# Plumbing skills assesment



## Richardb (Feb 20, 2008)

Hi everyone wonderded if any one can help me my wife and 2 kids are wanting to live in oz I have been a plumber since leaving school 22 years ago I have done all aspects of plumbing and heating and got verious certificates such as unvented, energy efficencey,CSCS plumbing supervisors card and all my gas papers ccn1 and modules.However when I did my apprenticeship it was just 5 years on the job training and not collage and therefore dont have city and guilds. will i still be able to pass skills assesment wich is the new one for plumbers thanks richb


----------



## Dolly (Feb 17, 2008)

Hi

You will need to do a skills assessement (TRA).

This link will tell you all you need to know about it. workplace.gov.au - 1 Skills assessment for people intending to migrate to Australia

With this skills assessment you will have to write very long winded accounts of what your work background has been. It is extremely tedious to do but if it gets you your visa, it's worth the effort. As long as you show your work knowlege, backed up with Statutory Declarations you should be OK.

I would take advice from a migration agent. Most agents give their first consultation free of charge.

Glenn Newton is extremely good at the TRA side of things..(he used to the the Director!). Glenn Newton

Dolly


----------



## Richardb (Feb 20, 2008)

Hi dolly thanks for that however the plumbing skills assesment has now changed and it is not TRA. we have to go through VETASSESS and is a 3 stage process 1st is a self assesment 2nd is like the TRA send of all relevent info and if they consider you good enough you go to 3rd stage which is a practical and technical exam in the uk which if you pass they gives you a 12 month provisnal plumbing licence.


----------



## Dolly (Feb 17, 2008)

Well, you learn something new every day!! 

It's an extremely long and tedious story which I won't bore you with, but we did an RPL, a TRA and then another RPL (this one actually got to be submitted, the other 2 didn't) - bad agent advice.

What we did for the TRA was tediously mind-numbing...but it's now changed?
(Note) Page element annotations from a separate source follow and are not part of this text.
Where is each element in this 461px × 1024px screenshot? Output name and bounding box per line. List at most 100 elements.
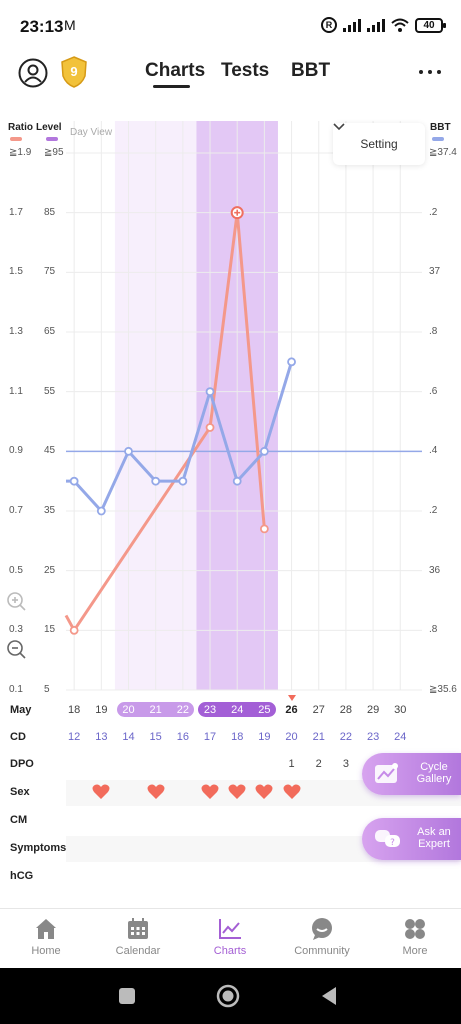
cycle-day-cell: 19 (258, 731, 271, 743)
may-day-cell[interactable]: 26 (285, 704, 298, 716)
may-day-cell[interactable]: 29 (366, 704, 380, 716)
may-day-cell[interactable]: 24 (231, 704, 244, 716)
legend-ratio-swatch (10, 137, 22, 141)
may-day-cell[interactable]: 30 (394, 704, 407, 716)
ratio-tick-label: 0.7 (9, 505, 23, 516)
data-point-bbt (96, 506, 106, 516)
may-day-cell[interactable]: 23 (203, 704, 217, 716)
tab-bbt[interactable]: BBT (291, 60, 331, 81)
status-bar: 23:13 M R 40 (0, 0, 461, 52)
more-options-icon[interactable] (419, 70, 441, 74)
chevron-down-icon (333, 123, 345, 131)
setting-button[interactable]: Setting (333, 123, 425, 165)
recents-icon[interactable] (118, 987, 136, 1005)
fertile-pill-1 (198, 702, 276, 717)
tab-tests[interactable]: Tests (221, 60, 270, 81)
may-day-cell[interactable]: 19 (95, 704, 108, 716)
cycle-day-cell: 21 (312, 731, 325, 743)
bbt-tick-label: .8 (429, 624, 438, 636)
level-tick-label: 25 (44, 564, 56, 576)
may-day-cell[interactable]: 25 (258, 704, 271, 716)
nav-home-label: Home (31, 945, 61, 957)
dpo-cell: 1 (288, 758, 295, 770)
signal-icon (343, 18, 361, 32)
level-tick-label: 85 (44, 206, 56, 218)
nav-community[interactable]: Community (282, 917, 362, 957)
row-label-symptoms: Symptoms (10, 842, 67, 854)
bbt-tick-label: .6 (429, 385, 438, 397)
bbt-tick-label: ≧35.6 (429, 684, 457, 695)
dpo-cell: 2 (315, 758, 322, 770)
heart-icon[interactable] (147, 784, 165, 800)
ratio-tick-label: ≧1.9 (9, 147, 32, 158)
nav-calendar[interactable]: Calendar (98, 917, 178, 957)
level-tick-label: 75 (44, 266, 56, 278)
cycle-day-cell: 16 (176, 731, 189, 743)
bbt-tick-label: .8 (429, 326, 438, 337)
heart-icon[interactable] (283, 784, 301, 800)
cycle-day-cell: 20 (285, 731, 298, 743)
may-day-cell[interactable]: 22 (176, 704, 189, 716)
data-point-bbt (287, 357, 296, 367)
active-tab-indicator (153, 85, 190, 88)
bbt-tick-label: .2 (429, 206, 438, 218)
may-day-cell[interactable]: 28 (339, 704, 353, 716)
row-label-may: May (10, 704, 32, 716)
nav-charts[interactable]: Charts (190, 917, 270, 957)
more-grid-icon (405, 919, 425, 939)
nav-home[interactable]: Home (6, 917, 86, 957)
data-point-ratio (259, 524, 269, 534)
wifi-icon (391, 18, 409, 32)
may-day-cell[interactable]: 21 (149, 704, 162, 716)
heart-icon[interactable] (228, 784, 246, 800)
system-navigation-bar (0, 968, 461, 1024)
may-day-cell[interactable]: 18 (68, 704, 81, 716)
ratio-tick-label: 1.7 (9, 206, 23, 218)
fertility-chart[interactable]: Ratio Level BBT Day View ≧1.9 1.7 1.5 1.3 1.… (0, 115, 461, 705)
badge-number: 9 (70, 64, 78, 79)
level-tick-label: 35 (44, 505, 56, 516)
heart-icon[interactable] (92, 784, 110, 800)
may-day-cell[interactable]: 27 (312, 704, 325, 716)
row-band-hcg[interactable] (66, 864, 461, 890)
gallery-icon (375, 763, 398, 783)
level-badge-icon[interactable]: 9 (60, 56, 88, 88)
heart-icon[interactable] (201, 784, 219, 800)
nav-more-label: More (402, 945, 428, 957)
cycle-gallery-button[interactable]: Cycle Gallery (362, 753, 461, 795)
nav-more[interactable]: More (375, 917, 455, 957)
level-tick-label: ≧95 (44, 147, 64, 158)
status-time: 23:13 (20, 17, 64, 36)
ask-expert-label: Ask an Expert (417, 826, 451, 850)
data-point-bbt (151, 476, 161, 486)
nav-calendar-label: Calendar (115, 945, 161, 957)
signal-icon-2 (367, 18, 385, 32)
fertile-pill-0 (116, 702, 195, 717)
zoom-in-icon[interactable] (0, 585, 34, 619)
bbt-tick-label: .4 (429, 445, 438, 457)
zoom-out-icon[interactable] (0, 633, 34, 667)
cycle-gallery-label: Cycle Gallery (416, 761, 452, 785)
setting-label: Setting (360, 137, 398, 151)
day-view-label: Day View (70, 127, 113, 138)
tab-charts[interactable]: Charts (145, 60, 206, 81)
nav-community-label: Community (294, 945, 350, 957)
chart-canvas (64, 121, 422, 691)
may-day-cell[interactable]: 20 (122, 704, 135, 716)
profile-icon[interactable] (18, 58, 48, 88)
heart-icon[interactable] (255, 784, 273, 800)
ratio-tick-label: 1.5 (9, 266, 23, 278)
legend-level-swatch (46, 137, 58, 141)
level-tick-label: 45 (44, 445, 56, 457)
back-icon[interactable] (320, 986, 338, 1006)
battery-icon: 40 (415, 17, 446, 33)
home-system-icon[interactable] (216, 984, 240, 1008)
level-tick-label: 55 (44, 385, 56, 397)
series-line-bbt (66, 361, 293, 513)
row-label-dpo: DPO (10, 758, 34, 770)
level-tick-label: 65 (44, 326, 56, 337)
ask-expert-button[interactable]: ? Ask an Expert (362, 818, 461, 860)
cycle-day-cell: 23 (366, 731, 380, 743)
top-header: 9 Charts Tests BBT (0, 52, 461, 110)
home-icon (36, 919, 56, 939)
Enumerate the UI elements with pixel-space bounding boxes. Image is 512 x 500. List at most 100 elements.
And even more involved? I feel for you or anyone who has to do it.

It appears that a lot of things have changed on the visa front since we went through the process (and we only got our visas last year)!

So, have you actually started doing the skills assessment yet?

Dolly


----------



## Richardb (Feb 20, 2008)

cheers dolly ya looks a complecated process I have just started gathering all relevent info and will submitt in the next month.Can you tell me is there lots of plumbing jobs over there and my wife is a nursury nurse is there work for her. we are wanting to live near queensland on sunshine coast any info on this Thank you very much


----------



## Dolly (Feb 17, 2008)

I'm afraid I couldn't tell you about the job situation for plumbers in Queensland but I know which ever state you're in, they're always crying out for people in childcare.

I've found a local online newspaper Sunshine Coast News from the Sunshine Coast Daily | thedaily.com.au which has classifieds, but also it'll give you an insight into life on the sunshine coast.

Here's the link when you go into the job section of the classifieds: Trades & Services jobs Queensland & NSW | Plumbing employment & careers - search 4 jobs.

Good luck with everything and keep us posted on how you're getting on.

Dolly


----------



## Niknak19 (Apr 6, 2011)

Hi, We're just away to start our process to for moving to Aus . My husband is a joiner with 20yrs experience. So looking forward to getting the process started then hopefully and nice new life in Aus with my hubby & 2 girls.

Good luck with ur process.

Nikki


----------